Rapid Alert System
Where substandard or falsified medicines are encountered in the market, effective and rapid communication will facilitate prevention of use of the medicines and hence prevent harm to consumers.
TMDA works in collaboration with the World Health Organization (WHO) by receiving alerts on falsified medicines encountered in other countries by rapid alert e-mails through the TMDA/WHO Substandard and Falsified Medicines (SF) Focal Person.
On the other hand, information on falsified medicines encountered on the market by TMDA is sent to WHO by the SF Focal Person through the Global Surveillance Monitoring System (GSMS) and in turn this information is shared to other countries.
Within the TMDA, reports for problems in quality of products can be received from inspectors, through complaints or information from manufacturers. Once information of availability of poor quality medicines is received, the first step is confirmation in TMDA Integrated Management Information System (IMIS) if the respective medicines have been registered by TMDA.
If the medicines are not registered, TMDA informs all the zonal offices to conduct inspection and remove the unregistered medicines from the market.

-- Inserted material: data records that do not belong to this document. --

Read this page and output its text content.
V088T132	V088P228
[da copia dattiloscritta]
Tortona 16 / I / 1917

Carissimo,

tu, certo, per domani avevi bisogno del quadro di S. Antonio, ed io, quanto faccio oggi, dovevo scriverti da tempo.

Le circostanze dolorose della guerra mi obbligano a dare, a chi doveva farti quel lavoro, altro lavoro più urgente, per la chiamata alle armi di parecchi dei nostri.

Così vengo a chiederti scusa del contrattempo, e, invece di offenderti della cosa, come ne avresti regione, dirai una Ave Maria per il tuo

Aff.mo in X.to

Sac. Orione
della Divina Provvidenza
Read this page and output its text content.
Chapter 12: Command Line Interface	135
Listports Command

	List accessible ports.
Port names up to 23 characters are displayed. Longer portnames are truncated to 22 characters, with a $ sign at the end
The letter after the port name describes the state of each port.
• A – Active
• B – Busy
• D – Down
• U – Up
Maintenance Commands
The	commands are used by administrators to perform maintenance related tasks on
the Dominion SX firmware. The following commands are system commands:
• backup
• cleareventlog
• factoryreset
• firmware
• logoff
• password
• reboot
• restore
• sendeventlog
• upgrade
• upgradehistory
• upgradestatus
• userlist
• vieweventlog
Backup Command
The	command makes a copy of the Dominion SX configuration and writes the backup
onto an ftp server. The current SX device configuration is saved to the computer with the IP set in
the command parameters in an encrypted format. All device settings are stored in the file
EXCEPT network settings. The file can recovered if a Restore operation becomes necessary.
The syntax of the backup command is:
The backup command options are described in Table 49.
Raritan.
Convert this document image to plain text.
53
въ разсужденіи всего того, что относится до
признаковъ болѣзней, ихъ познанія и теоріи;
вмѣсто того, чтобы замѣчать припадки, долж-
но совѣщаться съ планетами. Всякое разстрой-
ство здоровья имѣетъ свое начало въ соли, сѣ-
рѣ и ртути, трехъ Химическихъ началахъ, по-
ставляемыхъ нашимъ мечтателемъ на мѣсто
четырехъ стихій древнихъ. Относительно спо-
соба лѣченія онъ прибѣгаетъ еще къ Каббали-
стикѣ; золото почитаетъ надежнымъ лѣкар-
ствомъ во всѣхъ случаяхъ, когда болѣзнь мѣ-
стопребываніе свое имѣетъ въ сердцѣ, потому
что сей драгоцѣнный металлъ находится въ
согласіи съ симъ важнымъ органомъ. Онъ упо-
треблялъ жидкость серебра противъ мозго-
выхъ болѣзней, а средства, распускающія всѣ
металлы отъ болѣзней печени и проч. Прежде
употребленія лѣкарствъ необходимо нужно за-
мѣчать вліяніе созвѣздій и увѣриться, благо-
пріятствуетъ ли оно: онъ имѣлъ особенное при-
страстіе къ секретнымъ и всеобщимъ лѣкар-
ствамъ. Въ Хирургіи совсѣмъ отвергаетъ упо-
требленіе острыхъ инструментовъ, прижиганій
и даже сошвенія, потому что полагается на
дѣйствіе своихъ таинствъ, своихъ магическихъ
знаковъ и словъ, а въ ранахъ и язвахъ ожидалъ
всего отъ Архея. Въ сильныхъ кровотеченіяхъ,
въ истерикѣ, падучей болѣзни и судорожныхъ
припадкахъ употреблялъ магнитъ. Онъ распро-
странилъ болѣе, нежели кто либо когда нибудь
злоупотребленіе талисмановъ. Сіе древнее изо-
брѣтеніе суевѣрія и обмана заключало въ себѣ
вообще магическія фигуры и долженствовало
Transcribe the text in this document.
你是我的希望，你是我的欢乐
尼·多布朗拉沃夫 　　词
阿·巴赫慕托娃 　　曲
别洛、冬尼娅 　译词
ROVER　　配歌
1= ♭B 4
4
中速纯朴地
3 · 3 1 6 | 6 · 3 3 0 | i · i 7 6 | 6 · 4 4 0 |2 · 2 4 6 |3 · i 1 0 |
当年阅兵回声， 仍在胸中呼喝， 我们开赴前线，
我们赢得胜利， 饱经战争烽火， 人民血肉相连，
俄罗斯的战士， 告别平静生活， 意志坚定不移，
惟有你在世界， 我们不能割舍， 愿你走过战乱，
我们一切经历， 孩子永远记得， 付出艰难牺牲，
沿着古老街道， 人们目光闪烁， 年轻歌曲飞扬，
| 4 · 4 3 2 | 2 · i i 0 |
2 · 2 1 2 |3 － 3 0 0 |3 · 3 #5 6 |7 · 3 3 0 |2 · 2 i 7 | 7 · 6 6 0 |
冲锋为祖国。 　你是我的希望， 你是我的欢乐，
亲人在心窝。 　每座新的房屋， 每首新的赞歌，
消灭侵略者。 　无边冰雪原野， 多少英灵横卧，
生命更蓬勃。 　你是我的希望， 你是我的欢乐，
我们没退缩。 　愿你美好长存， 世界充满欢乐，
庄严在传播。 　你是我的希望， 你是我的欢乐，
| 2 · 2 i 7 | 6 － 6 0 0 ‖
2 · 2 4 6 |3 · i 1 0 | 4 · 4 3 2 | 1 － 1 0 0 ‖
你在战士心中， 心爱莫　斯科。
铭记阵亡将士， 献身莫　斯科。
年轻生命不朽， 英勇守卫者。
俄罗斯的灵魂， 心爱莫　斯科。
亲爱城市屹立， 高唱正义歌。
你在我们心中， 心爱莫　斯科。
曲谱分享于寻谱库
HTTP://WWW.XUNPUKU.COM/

For a medicines that are of poor quality but found to be registered by the Authority, TMDA communicates with the manufacturers through the local agents to confirm if the medicines were manufactured by the facilities as indicated in the product labels. If the manufacturers agree to have manufactured the medicines, this call for a recall of the medicines and other actions appropriate for recalls. To read more on recalls Click here.
However, if the manufacturers confirm that the medicines were not manufactured by the facilities despite the resemblance, the medicines are confirmed to be falsified. Sample of such medicines are sent to the TMDA laboratory for identification test and assay (if not sent before) in order to get information on the actual health risk of the medicines and guidance on proper decision making.
Generally, falsified medicines call for issuance of press release to the public so that they are able to identify them and stop further use and distribution.